Lorsque cet angle prend des valeurs modestes, l'écoulement de l'air sur l'extrados, la surface supérieure de l'aile, demeure lisse et laminaire, permettant un maintien optimal de la portance grâce à une répartition efficace des pressions. Les filets d'air suivent alors fidèlement la courbure du profil de l'aile, créant la dépression caractéristique à l'origine de la sustentation. En aérodynamique des fluides, le décrochage est une réduction du coefficient de portance généré par une aile ou une pale de rotor lorsque l'angle d'incidence est trop important.

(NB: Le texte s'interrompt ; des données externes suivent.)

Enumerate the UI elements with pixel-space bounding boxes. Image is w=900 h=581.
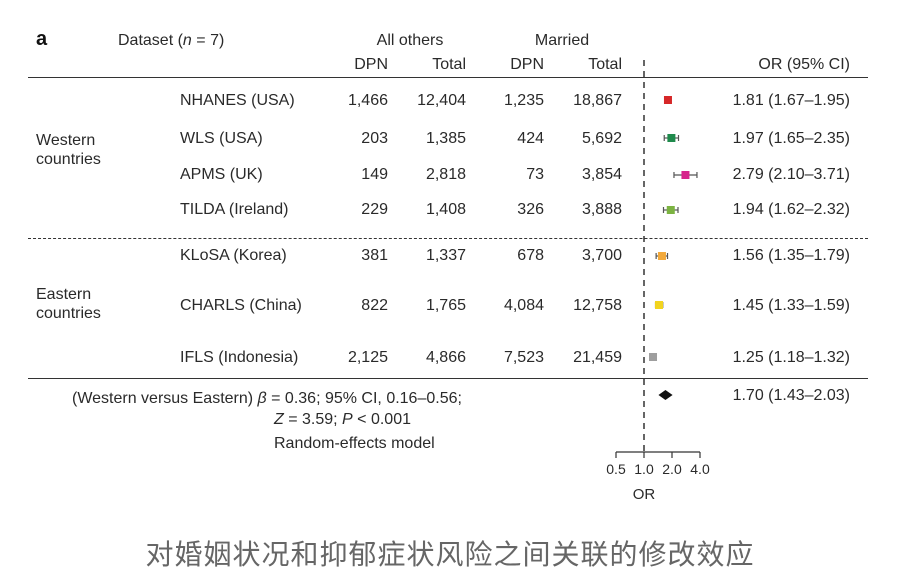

À mesure que l'angle d'incidence augmente, le gradient de pression sur l'extrados s'accentue et la capacité de l'air à rester accolé à la surface diminue. Un seuil critique est alors atteint, appelé angle de décrochage. À une certaine valeur de l'angle d'incidence, de l'ordre de 15 à 20°, mais il peut varier considérablement en fonction du fluide et des caractéristiques de l'aile (profil - allongement - nombre de Reynolds etc.), il se produit un décollement de l'écoulement aérodynamique à l'extrados de l'aile. Cette rupture de l'écoulement provoque la chute brutale de la portance et l'augmentation spectaculaire de la traînée. En aviation, lorsque l'angle entre l'aile et le vent relatif est trop important, l'air ne peut plus s'écouler en restant au contact du bord supérieur de l'aile (l'extrados). Aérodynamiquement, on passe d'un flux laminaire à un flux turbulent. Le phénomène est brutal et conduit à une forte diminution de la portance et une forte augmentation de la traînée : c'est le décrochage. C'est à ce moment que l'aile décroche. Le décrochage est un arrêt soudain du vol plané du fait du « décollement » des filets d’air autour du profil. Le décrochage est dû à un angle d’incidence trop élevé.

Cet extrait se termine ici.